T5 was statistically similar with that of T4 followed by T3, T2 and T1. Results exposed that the content of Zn from every treatment in grain was substantially greater correspondingly than those of straw. However, it was revealed that Zinc content in wheat grain and straw increased by the addition of Zn disclosed both in the treatments T4 and T5 which is in accordance with those results of Brennan [
The plant height, tillers per hill, 1000-grain weight, yield of grain and straw weight of wheat were significantly influenced by the application with the treatment combinations in the experiment. These parameters were responded significantly by applying the secondary nutrients S and Mg, and micronutrients Zn and B to the wheat crop. The grain yield of wheat varied from 2650 to 2992 kg/ha and straw from 3583 - 4342 kg/ha. The highest plant height, tillers per hill, amount of 1000-grain weight (43.08 g), yield of grain (2992 kg/ha) and straw weight (4342 kg/ha) of wheat were procured by adapting the treatment T2 (NPK + S).

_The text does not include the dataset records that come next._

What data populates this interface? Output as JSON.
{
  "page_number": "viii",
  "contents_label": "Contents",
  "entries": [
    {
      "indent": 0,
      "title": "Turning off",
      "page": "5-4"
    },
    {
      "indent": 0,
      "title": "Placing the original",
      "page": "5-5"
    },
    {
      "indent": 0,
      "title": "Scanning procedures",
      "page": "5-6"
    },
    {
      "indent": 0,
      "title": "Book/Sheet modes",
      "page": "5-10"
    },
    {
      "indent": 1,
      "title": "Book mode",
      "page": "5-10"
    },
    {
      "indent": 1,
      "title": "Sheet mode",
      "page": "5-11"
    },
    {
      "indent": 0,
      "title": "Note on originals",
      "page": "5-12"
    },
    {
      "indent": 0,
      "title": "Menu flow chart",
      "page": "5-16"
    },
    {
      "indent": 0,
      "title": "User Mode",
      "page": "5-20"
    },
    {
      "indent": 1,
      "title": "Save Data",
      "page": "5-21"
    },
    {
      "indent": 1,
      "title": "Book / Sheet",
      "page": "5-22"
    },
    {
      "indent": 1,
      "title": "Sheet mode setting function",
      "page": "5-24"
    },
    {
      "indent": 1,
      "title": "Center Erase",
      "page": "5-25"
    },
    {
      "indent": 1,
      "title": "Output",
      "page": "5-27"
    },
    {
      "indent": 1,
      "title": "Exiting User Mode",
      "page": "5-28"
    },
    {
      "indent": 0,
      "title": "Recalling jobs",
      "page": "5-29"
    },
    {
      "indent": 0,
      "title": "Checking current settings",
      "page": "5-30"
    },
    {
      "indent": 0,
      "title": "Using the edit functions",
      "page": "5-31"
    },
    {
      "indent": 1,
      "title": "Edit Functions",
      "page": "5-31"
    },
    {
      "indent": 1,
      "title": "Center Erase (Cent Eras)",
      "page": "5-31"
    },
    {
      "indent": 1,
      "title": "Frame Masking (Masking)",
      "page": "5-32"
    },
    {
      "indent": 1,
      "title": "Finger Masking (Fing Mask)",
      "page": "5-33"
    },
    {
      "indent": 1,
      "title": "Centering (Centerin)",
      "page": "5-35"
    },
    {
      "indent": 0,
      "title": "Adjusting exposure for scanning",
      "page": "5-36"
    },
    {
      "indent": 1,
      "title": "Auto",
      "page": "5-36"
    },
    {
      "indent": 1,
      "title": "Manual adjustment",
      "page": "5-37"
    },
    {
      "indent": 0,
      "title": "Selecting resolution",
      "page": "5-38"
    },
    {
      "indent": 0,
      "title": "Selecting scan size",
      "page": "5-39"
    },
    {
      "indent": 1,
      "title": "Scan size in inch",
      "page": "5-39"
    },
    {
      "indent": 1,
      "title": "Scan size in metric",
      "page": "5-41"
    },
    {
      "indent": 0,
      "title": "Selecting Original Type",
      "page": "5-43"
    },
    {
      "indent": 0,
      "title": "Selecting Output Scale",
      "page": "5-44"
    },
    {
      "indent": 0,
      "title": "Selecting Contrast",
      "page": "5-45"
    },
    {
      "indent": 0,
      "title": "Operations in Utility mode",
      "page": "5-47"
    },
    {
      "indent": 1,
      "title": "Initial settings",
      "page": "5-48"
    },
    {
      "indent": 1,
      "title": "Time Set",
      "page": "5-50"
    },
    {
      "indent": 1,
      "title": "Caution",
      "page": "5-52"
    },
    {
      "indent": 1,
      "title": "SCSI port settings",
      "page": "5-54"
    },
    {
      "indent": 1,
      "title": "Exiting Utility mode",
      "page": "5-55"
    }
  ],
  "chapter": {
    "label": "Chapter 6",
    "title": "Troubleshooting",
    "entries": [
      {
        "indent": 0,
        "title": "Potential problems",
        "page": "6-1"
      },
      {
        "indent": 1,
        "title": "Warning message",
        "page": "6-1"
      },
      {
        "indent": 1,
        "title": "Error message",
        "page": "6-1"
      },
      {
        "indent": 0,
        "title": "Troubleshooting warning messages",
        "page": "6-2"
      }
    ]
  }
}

The nutrient content N, K, S, Zn and B in grain and straw of wheat were significantly influenced by the application of different treatments. In the case of P and Mg content the treatments were not affected significantly. In wheat grain, the content of N, P, K, S, Mg, Zn and B ranged from 1.190% to 1.310% N, 0.386% to 0.405% P, 0.790% to 0.920% K, 0.089% to 0.108% S, 0.182% to 0.191% Mg, 26.17 to 34.08 ppm Zn and 10.03 to 15.05 ppm B. Similarly in straw, nutrients content ranged from 0.230% to 0.260% N, 0.043% to 0.070% P, 0.950% to 1.090% K, 0.141% to 0.191% S, 0.098% to 0.111% Mg, 10.93 to 23.59 ppm Zn and 28.84 to 37.41 ppm B.
The main finding of this experiment was the application of different treatments composed of secondary nutrients S and Mg, and micronutrients Zn and B influenced different parameters of wheat (BARI Gom 26) production and uptake of different nutrient contents. Among all the treatments, T2 composed of recommended dose of NPK with S significantly increased plant height, tillers/hill, 1000-grain weight, yield of grain and straw, uptake of N, P, K and S in grain and straw of wheat. Therefore, T2 treatment for broader area in economics context and T5 for micronutrient context could be efficient practice for achieving sustainable yield with maximum nutrient uptake in the “North Eastern Barind Tract” soils of Bangladesh.
The authors declare no conflicts of interest regarding the publication of this paper.